A further judgment - Angard Staffing Solutions Ltd & Anor v Kocur & Anor - has now been handed down by the EAT. This was an appeal concerned with a number of rights conferred by the AWR on workers. The claimant and a colleague, ("the Claimants") had presented twelve complaints of alleged AWR breaches by the same Respondents to the employment tribunal, and were successful in five of them. This resulted in both the Claimants and the Respondents appealing to the EAT on a variety of grounds.
The judgment of the EAT has confirmed that:-
- The right an agency worker has, during an assignment, to be informed by the hirer of any relevant vacant posts with the hirer is a right to be notified on the same basis as directly recruited employees. Its purpose is to give the agency worker the same opportunity as a comparable worker to find permanent employment with the hirer. An agency worker is similarly entitled to be given the same level of information about the vacancy as a directly recruited employee. It is not though a right to be entitled to apply for and be considered for, internal vacancies on the same terms as directly recruited employees.
- The AWR do not entitle agency workers to work the same number of contractual hours as a comparable directly recruited worker. The reference to equal treatment in relation to “the duration of working time” in AWR means that if the hirer sets a maximum period when a comparable employee could be required to work, the hirer could not set a different maximum for agency workers. It does not relate to a minor difference in length of shift as had been the case here.
- Implementing a pay rise for agency workers at a later date than they were implemented for direct employees could potentially be a breach of the AWR. This issue was remitted to a different employment tribunal to determine whether an implied term was ordinarily included in the terms and conditions of direct employees to the effect that pay rises should be implemented within a reasonable period and, if there was such an implied term, whether the agency workers had been treated less favourably than direct employees and/or had suffered loss.
- It was not a breach of the AWR to provide direct employees with half hour "Work Time Listening and Learning" training sessions at a time when the agency workers were expected to carry on with their normal duties. The AWR does not require equality of treatment in relation to the content of working time.

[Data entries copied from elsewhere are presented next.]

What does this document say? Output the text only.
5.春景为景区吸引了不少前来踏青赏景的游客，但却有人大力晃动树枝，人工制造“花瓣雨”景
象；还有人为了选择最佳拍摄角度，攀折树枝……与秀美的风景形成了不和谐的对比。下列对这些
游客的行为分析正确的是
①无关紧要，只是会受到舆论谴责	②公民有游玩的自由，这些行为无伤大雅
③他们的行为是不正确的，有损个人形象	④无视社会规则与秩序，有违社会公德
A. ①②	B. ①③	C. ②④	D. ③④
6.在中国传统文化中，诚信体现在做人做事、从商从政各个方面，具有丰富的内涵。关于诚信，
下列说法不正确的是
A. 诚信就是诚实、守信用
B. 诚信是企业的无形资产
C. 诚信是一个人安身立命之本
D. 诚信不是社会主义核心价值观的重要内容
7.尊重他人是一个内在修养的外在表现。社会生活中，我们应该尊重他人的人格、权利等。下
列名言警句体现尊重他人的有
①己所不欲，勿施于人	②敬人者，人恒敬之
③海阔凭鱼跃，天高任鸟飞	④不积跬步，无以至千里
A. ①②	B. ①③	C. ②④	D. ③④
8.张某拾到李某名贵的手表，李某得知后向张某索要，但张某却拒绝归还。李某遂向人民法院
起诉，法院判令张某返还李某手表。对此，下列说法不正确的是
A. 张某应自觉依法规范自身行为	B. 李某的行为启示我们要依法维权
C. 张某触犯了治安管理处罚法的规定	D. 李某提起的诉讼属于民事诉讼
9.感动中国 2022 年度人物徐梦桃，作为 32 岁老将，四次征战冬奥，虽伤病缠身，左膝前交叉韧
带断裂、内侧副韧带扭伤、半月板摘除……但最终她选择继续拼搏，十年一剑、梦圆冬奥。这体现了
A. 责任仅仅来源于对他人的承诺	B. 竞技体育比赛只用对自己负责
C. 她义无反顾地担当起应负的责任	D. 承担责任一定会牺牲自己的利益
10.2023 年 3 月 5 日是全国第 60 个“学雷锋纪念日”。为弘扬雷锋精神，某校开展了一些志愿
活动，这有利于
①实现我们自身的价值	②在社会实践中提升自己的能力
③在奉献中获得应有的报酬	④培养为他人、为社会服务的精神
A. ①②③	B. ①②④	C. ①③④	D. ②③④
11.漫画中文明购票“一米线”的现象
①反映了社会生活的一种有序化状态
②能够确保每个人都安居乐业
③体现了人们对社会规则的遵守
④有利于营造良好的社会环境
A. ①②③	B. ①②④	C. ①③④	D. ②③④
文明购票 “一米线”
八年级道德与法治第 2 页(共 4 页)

- Giving comparable direct employees first refusal in relation to overtime opportunities did not breach the AWR. The right to equality of treatment in relation to basic working and employment conditions concerned with “overtime” did not extend to a right to equal treatment in relation to opportunities for overtime. In any event these particular Claimants would not have been included in the group of employees who had a contractual right to first refusal for overtime.
- The right to equal treatment for basic working and employment conditions relating to “pay” did not extend to a right to the same pay information on pay slips (the agency workers' pay slips provided a less detailed breakdown of pay information). Even if the Claimants has been employed directly they would not have had a contract term which specified a particular level of information on their pay slips.
- The scheduling of short breaks for direct employees but not for agency workers was not a breach of the AWR. Both sets of workers were paid at the same rate for their breaks. The timing of breaks was not within the scope of the AWR because it did not concern “the duration of working time”. In any event direct employees had no contractual right to have their shorter breaks scheduled in advance.
In April this year agency workers benefited from the implementation of two pieces of legislation, the first removing the "Swedish derogation" which, in certain circumstances, allowed agency workers to be engaged on cheaper rates than permanent employees and the second which required temporary work agencies to provide a Key Information Document to agency workers which includes details of rates of pay, who will pay them, how they will be paid and the type of contract they are being engaged on. Going forward their rights will be bolstered by some measures contained in the Good Work Plan (even though not specifically aimed at agency workers) including the right to request a more stable contract after 26 weeks service (included in the Employment Bill).